As a football fan, you couldn’t help but look at LSU’s athletes and wonder what the team would look like if they ran a system similar to Oregon or Auburn: a spread, no-huddle, attack.
And that seemed to be the plan. “I do believe nowadays you have to run the spread offense” Orgeron said when he was officially unveiled as head coach. “But you have to have someone who knows how to run it.”
Well, Canada certainly knows how to implement spread concepts effectively. But don’t expect the fast-break, no-huddle style anytime soon.

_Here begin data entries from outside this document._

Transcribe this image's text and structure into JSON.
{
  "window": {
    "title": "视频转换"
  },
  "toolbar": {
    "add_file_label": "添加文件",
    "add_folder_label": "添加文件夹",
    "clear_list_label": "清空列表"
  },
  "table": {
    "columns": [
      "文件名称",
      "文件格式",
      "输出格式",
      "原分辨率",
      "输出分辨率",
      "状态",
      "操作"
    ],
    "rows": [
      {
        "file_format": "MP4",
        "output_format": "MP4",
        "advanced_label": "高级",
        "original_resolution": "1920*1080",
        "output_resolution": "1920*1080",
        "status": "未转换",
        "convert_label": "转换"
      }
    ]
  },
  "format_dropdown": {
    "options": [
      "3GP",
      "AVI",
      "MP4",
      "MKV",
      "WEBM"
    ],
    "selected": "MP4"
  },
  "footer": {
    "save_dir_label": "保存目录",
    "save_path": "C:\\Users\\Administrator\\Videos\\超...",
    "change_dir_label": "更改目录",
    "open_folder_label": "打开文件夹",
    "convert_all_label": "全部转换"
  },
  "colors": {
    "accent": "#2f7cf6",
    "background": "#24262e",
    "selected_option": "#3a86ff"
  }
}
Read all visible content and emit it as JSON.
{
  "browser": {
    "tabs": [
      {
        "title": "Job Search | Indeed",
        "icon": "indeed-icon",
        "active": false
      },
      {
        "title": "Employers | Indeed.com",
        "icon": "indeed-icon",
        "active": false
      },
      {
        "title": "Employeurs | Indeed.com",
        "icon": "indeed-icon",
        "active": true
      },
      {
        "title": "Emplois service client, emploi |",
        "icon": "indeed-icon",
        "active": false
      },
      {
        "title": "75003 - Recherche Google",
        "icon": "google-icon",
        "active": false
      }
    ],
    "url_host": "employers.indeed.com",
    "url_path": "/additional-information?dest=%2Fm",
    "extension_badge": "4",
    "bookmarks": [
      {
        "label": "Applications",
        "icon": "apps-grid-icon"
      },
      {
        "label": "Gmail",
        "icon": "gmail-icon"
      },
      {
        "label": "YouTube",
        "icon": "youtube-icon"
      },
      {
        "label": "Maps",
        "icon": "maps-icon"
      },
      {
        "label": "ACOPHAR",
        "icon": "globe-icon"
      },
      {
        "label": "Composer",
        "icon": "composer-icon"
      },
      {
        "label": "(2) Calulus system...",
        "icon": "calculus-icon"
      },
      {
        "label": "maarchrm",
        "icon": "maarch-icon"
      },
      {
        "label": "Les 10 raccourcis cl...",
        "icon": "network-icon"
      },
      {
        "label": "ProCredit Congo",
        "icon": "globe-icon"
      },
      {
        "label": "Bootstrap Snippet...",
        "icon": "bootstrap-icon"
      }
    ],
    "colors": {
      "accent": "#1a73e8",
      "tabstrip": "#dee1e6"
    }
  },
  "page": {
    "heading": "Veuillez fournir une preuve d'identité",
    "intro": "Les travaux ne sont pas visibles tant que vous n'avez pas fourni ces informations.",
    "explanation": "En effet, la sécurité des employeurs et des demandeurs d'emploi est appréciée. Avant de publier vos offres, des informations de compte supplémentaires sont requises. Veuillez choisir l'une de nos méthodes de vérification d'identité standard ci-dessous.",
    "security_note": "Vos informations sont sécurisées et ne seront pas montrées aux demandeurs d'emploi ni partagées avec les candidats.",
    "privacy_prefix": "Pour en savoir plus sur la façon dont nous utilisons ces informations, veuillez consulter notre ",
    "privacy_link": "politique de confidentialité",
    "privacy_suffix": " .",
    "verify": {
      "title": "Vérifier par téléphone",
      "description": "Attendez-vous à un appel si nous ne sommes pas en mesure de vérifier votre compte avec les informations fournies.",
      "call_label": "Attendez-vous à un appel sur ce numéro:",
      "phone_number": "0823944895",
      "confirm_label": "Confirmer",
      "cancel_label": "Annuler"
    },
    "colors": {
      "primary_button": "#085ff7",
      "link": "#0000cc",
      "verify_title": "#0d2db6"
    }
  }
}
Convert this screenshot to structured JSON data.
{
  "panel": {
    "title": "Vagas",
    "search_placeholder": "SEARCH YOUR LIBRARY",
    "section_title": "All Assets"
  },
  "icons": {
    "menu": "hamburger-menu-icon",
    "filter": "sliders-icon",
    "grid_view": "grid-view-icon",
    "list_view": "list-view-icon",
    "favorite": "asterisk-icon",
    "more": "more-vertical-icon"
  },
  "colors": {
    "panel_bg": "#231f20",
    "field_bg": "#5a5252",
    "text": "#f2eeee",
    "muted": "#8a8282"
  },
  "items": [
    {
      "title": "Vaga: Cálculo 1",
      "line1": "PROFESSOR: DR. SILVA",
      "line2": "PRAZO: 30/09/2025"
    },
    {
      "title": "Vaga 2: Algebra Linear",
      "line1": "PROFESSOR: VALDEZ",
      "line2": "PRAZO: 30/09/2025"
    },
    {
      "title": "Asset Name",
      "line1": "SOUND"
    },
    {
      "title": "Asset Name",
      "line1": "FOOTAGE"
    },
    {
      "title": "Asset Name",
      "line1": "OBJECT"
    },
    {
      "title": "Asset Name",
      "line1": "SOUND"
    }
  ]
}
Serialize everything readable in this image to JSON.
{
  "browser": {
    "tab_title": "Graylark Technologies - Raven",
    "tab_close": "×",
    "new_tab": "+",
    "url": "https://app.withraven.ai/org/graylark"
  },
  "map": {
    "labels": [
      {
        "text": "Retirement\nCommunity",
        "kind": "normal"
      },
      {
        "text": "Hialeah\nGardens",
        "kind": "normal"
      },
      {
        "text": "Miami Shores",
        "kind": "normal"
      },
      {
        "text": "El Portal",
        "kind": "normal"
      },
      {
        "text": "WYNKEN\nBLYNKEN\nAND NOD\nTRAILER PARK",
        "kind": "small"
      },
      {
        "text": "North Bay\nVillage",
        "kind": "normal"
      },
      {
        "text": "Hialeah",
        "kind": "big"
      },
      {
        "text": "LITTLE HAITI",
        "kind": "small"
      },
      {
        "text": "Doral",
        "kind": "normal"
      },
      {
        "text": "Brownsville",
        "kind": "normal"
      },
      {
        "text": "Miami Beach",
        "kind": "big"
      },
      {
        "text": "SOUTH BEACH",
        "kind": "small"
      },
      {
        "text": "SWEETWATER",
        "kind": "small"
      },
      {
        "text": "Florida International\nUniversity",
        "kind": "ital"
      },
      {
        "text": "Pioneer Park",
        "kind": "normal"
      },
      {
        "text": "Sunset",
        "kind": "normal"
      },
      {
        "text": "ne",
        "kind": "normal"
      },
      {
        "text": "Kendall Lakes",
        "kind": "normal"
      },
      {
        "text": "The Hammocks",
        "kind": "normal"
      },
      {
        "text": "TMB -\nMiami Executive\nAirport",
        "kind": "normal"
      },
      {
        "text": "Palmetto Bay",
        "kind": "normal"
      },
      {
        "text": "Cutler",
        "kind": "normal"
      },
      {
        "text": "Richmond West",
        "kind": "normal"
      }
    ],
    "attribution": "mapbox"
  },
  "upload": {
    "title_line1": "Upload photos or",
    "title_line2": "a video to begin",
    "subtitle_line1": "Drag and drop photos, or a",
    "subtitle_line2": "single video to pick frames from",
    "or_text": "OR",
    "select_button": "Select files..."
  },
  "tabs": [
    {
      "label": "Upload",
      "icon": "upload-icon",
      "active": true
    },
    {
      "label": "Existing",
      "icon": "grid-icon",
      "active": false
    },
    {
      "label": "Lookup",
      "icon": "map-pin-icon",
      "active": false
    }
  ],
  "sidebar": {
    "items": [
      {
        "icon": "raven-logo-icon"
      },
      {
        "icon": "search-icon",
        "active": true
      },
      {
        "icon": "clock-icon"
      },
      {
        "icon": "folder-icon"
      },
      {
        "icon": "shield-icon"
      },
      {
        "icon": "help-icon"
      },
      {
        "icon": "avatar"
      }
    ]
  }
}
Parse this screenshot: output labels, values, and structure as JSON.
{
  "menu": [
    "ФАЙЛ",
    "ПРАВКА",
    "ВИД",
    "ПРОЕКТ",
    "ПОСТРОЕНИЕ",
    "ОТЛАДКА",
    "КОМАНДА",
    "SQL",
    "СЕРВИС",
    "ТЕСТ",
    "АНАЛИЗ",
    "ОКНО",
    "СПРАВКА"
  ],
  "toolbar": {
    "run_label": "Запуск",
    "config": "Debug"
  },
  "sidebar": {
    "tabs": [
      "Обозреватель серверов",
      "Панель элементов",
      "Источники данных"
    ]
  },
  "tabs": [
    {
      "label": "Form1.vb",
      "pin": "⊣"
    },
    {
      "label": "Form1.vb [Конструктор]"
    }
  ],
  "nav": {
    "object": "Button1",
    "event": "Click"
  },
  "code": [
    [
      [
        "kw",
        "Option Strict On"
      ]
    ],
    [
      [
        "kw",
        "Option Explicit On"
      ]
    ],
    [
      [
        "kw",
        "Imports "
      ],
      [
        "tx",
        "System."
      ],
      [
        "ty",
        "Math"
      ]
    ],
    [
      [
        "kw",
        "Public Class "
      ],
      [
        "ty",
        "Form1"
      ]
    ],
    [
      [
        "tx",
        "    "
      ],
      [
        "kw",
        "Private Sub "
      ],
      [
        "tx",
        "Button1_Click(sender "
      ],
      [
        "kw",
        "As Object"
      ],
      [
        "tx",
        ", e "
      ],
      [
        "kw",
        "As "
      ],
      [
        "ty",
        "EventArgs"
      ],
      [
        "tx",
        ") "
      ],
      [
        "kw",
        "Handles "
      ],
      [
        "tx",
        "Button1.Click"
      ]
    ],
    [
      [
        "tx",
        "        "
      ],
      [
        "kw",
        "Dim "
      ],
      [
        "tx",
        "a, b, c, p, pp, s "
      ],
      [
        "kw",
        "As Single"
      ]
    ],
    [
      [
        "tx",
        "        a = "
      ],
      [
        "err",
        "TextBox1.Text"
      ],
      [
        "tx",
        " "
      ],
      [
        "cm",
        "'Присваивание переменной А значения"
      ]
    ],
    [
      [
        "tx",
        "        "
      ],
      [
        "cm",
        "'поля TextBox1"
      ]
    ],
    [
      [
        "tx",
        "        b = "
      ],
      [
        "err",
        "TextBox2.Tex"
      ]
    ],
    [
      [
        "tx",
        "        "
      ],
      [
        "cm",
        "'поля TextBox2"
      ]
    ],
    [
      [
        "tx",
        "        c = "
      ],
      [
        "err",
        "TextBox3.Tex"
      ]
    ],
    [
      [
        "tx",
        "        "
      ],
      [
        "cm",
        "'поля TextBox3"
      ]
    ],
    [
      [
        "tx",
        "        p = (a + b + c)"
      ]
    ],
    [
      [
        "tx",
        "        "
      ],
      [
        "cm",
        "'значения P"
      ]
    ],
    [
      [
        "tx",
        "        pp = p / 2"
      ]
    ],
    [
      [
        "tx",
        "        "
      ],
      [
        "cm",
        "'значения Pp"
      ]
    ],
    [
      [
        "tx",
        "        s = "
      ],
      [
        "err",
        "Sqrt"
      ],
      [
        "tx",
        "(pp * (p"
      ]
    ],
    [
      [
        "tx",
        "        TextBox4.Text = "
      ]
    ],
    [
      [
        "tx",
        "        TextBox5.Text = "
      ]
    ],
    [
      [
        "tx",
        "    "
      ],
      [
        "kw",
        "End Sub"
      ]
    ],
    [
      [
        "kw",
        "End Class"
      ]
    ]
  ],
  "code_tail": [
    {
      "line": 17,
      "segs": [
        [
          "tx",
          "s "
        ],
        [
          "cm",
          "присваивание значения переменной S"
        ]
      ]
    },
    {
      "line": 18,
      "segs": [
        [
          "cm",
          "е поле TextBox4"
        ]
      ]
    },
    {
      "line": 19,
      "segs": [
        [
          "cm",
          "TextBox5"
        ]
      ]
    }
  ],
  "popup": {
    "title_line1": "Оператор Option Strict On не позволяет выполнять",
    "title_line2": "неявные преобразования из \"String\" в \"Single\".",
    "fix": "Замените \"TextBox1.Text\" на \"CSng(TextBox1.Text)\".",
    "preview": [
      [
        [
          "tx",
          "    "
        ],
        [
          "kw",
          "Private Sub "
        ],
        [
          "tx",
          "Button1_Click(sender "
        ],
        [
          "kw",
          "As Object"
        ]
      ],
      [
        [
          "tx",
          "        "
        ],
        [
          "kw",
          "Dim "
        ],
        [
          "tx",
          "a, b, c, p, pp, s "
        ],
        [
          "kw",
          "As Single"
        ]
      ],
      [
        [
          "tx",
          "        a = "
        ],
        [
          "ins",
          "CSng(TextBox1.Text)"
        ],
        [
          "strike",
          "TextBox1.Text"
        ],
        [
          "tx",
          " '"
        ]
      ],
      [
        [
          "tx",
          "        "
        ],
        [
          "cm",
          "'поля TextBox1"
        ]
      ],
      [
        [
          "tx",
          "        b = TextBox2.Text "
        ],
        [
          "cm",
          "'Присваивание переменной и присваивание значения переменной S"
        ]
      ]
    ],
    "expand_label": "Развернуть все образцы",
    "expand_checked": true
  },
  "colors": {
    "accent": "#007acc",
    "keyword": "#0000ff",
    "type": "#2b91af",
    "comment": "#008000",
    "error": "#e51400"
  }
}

“We are a huddle team,” said Canada on Wednesday. “We believe in huddling. There’s probably a game we didn’t huddle at all. I believe it comes back to the game, comes back to the situation. We will change the tempo at times. … But there’s merit to going fast.”
That “situation” is forcing more personnel concerns. When Canada finds a favorable personnel matchup, he sticks to it, abandoning the huddle and not allowing the defense to substitute. It’s one of the few times when the offense can set up a payoff play, knowing exactly what personnel will be on the field.
There’s certainly some mad scientist somewhere inside Canada. He likes to experiment and devise some wacky play designs.
One of his most infamous was the tackle throwback play he ran last year at Pitt for a touchdown (winner of the 2016 Piesman Trophy).
If it’s a legal play, you better believe Canada has scribbled it on a piece of paper somewhere.